Я допил вино и наполнил свой бокал в третий раз. В широкое окно был виден закат над аренами; молчание затягивалось. Он хочет сыграть в открытую, ну что ж, пожалуйста.

– Все-таки у меня есть одно условие… – сказал я осторожно. – Одно, но существенное.

Он медленно кивнул.

– По-вашему… По-вашему, я похож на человека, который может принять ислам?

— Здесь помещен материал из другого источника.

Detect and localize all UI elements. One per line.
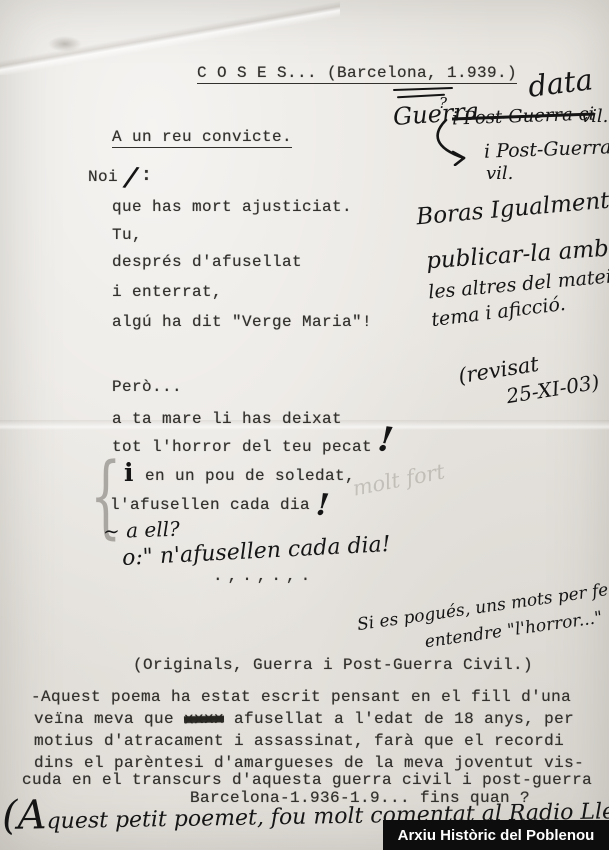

Он опустил голову, словно погрузился в напряженные раздумья личного характера; потом, подняв взгляд на меня, ответил:

– Да.

Мгновение спустя он вновь просиял, одарив меня сердечной улыбкой. Я удостаивался ее уже во второй раз, что немного смягчило потрясение. Но все равно устоять перед его улыбкой было невозможно. В любом случае слово теперь было за ним. Я съел один за другим два пирожка, успевших уже остыть. Солнце скрылось за амфитеатром, арены погрузились во мрак; странно было думать, что здесь на самом деле происходили бои гладиаторов с хищниками тысячелетия два назад.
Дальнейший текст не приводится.